As with any firearm, prepare your work surface as described above. Be sure to have glasses and gloves on hand, as well as a container for the pieces.
Here are some basic elements you will need to clean your AR:
- safety glasses
- basic cleaning kit
- copper solvent
- gun oil
- Dismantling tools (see owner’s manual).
- clean and soft rags
Step by step cleaning
Remove the bolt support and separate the bolt, including the hammer and cotter pin that holds it. It is not necessary to remove the trigger mechanism and handguards unless your rifle is exceptionally dirty. It is recommended to clean the activation mechanism, as well as the handguards before storage.
Then, spray solvent into the chamber and lock the holes in your rifle and let it sit for a few minutes to dissolve the debris and dirt. Clean well with a camera brush, and rinse the chamber with more solvent. When everything is well and shiny, dry the area with a clean, soft cloth or compressed air. Cleaning the camera is the most tedious part of cleaning your rifle, but a quality solvent and the right tools can help make the job much easier.
If you have only slowly fired some ammunition, you may not need to clean the barrel, unless you have used corrosive ammunition. If you have made some quick shots, you should pay close attention to the cannon. This will require a solvent of good quality and a lot of cleaning. Begin by packing some patches soaked with solvent in the barrel and let the solvent sit for a few minutes. Follow with some clean and dry patches. Apply more solvent and run a brush through the hole a few times. Follow it with the patch soaked in solvent, to remove dirt.
After that, ram a few patches soaked with copper solvent through the hole and let them sit for a while. Next, run a few patches soaked with solvent in the hole and check that they are clean. The solvent in the gun is necessary to neutralize the copper solvent. Follow these with some dry patches. If you plan to keep your rifle for a while, follow those with a patch soaked in gun oil to protect your cannon.
You can clean the firing pin holder, the cam and the bolt with a rag to clean them. After intense use, you will really have to scrape and rub the bolt. Get the worst of the mess with a scraper, drop the rest on a tray with solvent and let it soak for a while. Scrape and scrub a little more, and repeat the whole process until everything is clean and well.
Clean the charger, the upper and lower receivers and the gas port down with a soft cloth. Clean the buffer assemblies and recoil rings, too. Polish the outside of the barrel with a clean cloth. Apply a very light layer of oil on the rifle for protection.

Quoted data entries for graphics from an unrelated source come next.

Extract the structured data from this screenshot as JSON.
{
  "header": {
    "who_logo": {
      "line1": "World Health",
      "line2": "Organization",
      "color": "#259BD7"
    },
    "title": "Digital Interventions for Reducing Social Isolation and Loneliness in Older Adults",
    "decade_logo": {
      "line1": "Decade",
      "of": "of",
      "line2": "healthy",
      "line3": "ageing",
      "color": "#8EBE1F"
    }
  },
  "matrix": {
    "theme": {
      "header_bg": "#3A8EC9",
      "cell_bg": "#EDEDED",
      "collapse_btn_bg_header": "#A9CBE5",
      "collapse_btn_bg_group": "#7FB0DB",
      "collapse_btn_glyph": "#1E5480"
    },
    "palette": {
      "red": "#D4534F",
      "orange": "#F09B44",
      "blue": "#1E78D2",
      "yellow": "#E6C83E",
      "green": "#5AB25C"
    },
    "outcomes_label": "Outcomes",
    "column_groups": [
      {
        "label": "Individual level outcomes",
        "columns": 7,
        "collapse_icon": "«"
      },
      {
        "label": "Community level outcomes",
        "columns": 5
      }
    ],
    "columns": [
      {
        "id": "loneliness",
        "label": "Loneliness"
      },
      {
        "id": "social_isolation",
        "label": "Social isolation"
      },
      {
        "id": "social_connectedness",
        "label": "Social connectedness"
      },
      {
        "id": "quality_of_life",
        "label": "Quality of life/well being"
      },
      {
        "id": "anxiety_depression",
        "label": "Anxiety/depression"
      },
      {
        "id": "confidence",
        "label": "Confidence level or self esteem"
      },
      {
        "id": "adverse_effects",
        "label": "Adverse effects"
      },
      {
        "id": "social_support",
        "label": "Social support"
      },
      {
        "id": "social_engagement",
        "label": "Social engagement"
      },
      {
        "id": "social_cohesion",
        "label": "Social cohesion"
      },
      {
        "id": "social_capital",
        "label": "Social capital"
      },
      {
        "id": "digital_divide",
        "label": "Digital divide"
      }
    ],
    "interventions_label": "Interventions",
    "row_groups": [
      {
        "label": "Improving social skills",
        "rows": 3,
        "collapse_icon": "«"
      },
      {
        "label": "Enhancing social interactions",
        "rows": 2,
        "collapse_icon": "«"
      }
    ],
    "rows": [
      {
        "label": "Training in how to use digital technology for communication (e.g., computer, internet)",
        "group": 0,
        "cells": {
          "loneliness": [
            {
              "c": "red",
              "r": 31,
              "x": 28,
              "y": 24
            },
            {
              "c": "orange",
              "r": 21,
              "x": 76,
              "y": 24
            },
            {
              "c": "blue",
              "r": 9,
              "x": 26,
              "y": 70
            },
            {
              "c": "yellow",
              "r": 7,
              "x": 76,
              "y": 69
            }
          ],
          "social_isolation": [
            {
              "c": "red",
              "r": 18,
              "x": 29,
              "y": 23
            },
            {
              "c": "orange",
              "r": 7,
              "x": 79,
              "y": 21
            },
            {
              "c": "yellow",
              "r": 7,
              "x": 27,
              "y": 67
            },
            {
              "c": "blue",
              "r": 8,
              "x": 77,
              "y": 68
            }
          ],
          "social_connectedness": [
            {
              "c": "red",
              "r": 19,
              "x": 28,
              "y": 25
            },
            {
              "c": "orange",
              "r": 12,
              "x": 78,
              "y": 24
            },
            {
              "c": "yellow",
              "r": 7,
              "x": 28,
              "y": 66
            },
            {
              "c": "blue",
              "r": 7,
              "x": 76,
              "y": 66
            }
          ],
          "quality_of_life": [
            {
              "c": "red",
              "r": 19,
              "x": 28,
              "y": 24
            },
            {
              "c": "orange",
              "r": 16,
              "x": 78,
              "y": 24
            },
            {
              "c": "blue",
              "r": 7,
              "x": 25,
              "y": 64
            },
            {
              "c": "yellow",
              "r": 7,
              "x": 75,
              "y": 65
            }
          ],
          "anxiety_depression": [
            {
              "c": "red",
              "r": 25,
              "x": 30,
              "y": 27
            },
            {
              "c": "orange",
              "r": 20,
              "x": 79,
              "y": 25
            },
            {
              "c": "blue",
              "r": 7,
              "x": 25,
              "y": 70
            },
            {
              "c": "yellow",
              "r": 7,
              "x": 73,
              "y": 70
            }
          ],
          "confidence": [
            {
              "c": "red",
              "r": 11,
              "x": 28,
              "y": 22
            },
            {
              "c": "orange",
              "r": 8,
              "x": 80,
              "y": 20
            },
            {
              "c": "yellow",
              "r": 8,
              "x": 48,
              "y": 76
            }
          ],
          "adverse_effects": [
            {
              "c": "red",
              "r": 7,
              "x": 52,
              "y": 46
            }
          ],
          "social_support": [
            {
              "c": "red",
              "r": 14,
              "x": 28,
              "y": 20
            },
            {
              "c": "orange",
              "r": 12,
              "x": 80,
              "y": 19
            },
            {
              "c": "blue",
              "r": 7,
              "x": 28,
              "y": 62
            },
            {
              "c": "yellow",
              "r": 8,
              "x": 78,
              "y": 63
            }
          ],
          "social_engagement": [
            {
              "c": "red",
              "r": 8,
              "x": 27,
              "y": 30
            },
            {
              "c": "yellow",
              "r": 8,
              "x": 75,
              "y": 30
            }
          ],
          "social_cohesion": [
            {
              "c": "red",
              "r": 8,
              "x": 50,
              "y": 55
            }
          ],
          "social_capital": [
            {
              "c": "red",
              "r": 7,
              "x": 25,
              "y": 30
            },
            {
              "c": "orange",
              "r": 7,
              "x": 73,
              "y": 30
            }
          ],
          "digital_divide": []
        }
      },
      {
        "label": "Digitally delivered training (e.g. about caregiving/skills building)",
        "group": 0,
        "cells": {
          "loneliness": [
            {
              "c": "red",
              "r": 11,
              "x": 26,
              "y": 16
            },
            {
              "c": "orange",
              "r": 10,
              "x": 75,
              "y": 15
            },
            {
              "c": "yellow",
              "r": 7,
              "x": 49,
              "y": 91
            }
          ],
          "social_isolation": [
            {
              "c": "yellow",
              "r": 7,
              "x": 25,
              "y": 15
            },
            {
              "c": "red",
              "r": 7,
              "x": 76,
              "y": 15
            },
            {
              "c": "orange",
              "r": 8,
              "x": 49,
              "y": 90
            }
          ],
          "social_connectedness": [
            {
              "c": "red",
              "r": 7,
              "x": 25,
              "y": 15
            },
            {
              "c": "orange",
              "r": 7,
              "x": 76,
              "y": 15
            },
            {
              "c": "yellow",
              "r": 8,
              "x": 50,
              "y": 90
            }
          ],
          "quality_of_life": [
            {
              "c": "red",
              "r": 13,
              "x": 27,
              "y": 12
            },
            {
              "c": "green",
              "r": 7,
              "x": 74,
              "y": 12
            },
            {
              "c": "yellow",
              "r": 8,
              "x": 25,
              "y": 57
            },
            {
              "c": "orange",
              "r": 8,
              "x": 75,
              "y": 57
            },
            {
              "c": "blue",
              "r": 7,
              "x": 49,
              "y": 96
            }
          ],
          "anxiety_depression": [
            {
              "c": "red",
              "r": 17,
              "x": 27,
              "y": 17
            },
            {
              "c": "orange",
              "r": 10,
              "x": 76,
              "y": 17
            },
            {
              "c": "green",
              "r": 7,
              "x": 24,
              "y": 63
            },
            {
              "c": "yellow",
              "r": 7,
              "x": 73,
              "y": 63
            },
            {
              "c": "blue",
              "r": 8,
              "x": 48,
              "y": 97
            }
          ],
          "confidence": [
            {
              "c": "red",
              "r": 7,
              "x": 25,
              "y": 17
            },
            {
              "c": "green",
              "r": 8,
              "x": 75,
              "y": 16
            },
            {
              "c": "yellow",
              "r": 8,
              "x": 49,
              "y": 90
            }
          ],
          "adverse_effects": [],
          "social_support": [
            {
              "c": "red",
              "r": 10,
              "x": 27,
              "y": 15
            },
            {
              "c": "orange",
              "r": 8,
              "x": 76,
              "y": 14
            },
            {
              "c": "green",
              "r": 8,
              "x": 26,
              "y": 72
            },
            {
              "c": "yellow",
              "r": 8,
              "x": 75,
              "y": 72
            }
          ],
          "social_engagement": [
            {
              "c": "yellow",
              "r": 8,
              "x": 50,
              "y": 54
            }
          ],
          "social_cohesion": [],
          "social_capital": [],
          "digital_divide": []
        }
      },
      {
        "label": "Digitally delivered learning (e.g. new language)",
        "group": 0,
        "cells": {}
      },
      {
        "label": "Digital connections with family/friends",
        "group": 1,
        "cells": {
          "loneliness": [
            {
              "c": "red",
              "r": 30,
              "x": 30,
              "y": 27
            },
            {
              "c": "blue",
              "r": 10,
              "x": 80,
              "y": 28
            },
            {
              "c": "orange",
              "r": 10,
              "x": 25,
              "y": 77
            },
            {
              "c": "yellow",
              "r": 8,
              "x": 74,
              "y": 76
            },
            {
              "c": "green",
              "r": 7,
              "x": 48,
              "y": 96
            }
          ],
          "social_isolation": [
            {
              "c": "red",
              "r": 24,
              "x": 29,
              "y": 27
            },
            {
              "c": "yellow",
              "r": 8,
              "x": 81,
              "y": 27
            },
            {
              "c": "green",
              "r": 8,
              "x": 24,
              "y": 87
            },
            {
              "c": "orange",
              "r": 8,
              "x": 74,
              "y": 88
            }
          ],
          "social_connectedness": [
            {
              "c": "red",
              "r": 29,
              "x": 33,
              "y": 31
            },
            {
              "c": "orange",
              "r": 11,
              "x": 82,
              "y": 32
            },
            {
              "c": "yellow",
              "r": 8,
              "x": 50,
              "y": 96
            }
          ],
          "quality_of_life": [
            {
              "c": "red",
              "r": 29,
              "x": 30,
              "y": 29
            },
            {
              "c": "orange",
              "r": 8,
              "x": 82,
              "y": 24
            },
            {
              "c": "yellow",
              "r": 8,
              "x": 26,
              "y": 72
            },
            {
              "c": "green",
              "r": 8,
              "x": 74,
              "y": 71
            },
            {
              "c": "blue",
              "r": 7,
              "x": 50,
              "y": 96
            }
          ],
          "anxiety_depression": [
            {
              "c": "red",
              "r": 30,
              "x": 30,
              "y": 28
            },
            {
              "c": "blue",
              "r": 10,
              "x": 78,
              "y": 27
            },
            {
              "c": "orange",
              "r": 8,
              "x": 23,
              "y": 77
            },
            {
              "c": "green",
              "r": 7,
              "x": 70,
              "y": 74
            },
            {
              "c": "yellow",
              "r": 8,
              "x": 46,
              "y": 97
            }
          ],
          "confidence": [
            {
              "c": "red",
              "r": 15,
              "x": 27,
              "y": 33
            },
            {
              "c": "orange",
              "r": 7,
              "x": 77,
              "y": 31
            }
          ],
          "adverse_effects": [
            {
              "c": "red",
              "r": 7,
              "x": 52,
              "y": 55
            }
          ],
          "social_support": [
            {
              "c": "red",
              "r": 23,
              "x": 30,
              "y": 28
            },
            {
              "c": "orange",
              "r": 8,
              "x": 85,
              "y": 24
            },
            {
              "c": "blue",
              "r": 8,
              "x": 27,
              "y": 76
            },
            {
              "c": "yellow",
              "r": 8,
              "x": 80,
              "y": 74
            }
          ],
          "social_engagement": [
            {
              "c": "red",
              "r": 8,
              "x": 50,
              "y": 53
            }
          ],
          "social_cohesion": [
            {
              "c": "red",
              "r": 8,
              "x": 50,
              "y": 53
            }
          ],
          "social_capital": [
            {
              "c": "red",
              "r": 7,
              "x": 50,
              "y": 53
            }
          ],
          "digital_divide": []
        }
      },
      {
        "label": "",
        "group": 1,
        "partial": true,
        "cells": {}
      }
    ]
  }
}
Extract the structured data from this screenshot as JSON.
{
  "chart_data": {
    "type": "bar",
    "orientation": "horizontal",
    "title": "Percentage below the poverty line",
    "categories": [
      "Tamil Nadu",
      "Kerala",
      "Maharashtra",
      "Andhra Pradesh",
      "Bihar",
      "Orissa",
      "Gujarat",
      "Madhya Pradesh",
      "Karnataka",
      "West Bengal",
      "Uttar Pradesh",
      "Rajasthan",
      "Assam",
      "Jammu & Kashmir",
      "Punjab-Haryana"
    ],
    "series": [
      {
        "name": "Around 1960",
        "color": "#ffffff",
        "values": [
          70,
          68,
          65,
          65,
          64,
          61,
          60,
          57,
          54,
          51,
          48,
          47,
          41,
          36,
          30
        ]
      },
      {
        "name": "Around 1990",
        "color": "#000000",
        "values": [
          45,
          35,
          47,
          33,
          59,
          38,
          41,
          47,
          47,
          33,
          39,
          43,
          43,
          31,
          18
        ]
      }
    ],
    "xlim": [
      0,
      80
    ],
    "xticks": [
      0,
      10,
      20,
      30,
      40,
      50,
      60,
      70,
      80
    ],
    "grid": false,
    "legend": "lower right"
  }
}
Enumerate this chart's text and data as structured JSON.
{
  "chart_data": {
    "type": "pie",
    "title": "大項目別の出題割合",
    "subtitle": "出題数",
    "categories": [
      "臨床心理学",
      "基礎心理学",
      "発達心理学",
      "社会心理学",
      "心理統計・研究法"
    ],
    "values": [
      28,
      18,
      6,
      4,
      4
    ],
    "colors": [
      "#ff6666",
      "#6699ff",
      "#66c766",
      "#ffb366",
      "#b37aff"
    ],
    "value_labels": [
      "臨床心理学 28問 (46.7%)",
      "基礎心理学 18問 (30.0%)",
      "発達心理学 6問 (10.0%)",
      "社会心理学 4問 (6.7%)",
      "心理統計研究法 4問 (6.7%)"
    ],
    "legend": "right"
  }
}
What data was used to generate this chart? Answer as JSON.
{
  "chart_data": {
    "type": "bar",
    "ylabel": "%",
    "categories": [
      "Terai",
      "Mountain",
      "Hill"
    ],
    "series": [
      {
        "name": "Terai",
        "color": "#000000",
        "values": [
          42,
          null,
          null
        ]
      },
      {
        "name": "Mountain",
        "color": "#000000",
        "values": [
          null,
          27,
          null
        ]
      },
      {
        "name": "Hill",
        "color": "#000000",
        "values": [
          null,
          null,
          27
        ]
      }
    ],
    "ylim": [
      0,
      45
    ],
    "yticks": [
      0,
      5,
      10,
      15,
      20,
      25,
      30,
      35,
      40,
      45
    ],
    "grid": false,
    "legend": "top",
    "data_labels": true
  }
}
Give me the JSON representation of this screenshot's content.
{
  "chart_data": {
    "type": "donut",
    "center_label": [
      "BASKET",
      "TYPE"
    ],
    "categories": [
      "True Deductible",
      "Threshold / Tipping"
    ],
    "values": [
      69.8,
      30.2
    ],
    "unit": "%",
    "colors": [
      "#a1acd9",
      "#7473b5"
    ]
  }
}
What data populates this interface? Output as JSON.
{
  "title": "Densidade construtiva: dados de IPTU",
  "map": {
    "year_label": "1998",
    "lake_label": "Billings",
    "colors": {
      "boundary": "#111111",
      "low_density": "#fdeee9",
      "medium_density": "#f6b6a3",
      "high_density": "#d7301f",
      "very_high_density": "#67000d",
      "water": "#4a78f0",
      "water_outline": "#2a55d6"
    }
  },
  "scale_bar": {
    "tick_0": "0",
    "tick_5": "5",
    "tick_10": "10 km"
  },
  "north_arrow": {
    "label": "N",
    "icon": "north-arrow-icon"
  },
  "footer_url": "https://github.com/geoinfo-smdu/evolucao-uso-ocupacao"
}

If you have used too much oil, or have just used your rifle a lot, you should also rub the trigger. Clean and spray with compressed air. If you need additional cleaning, remove it and rub it. Again, this is not something you want to try without the owner’s manual.
Disassemble and clean the charger body, spring and follower often. A few times a year are appropriate, unless your rifle has been used intensively. To keep an AR functioning optimally, you need to keep it wet. Apply lubricant generously to the bolt body, the wear points on the bolt carrier, the load handle and the cam pin. Squirt a few drops at the firing mechanism while you’re at it.
Finally, cycle the action several times to circulate the lubricant and make sure everything is reassembled correctly.
Cleaning your firearms takes only a few minutes and will protect your investment. In a survival situation, you want your firearms to be in optimal condition and ready for action. These basic instructions are an excellent starting point to help keep your firearms clean. Remember to consult your owner’s manual before disassembling your firearm, and if you are not sure how to properly disassemble your firearm, ask an experienced professional to show you the ropes.
Finally, never forget to make sure that your firearm is not loaded, sounds simple, but it can be the difference between life and death. Better safe than sorry.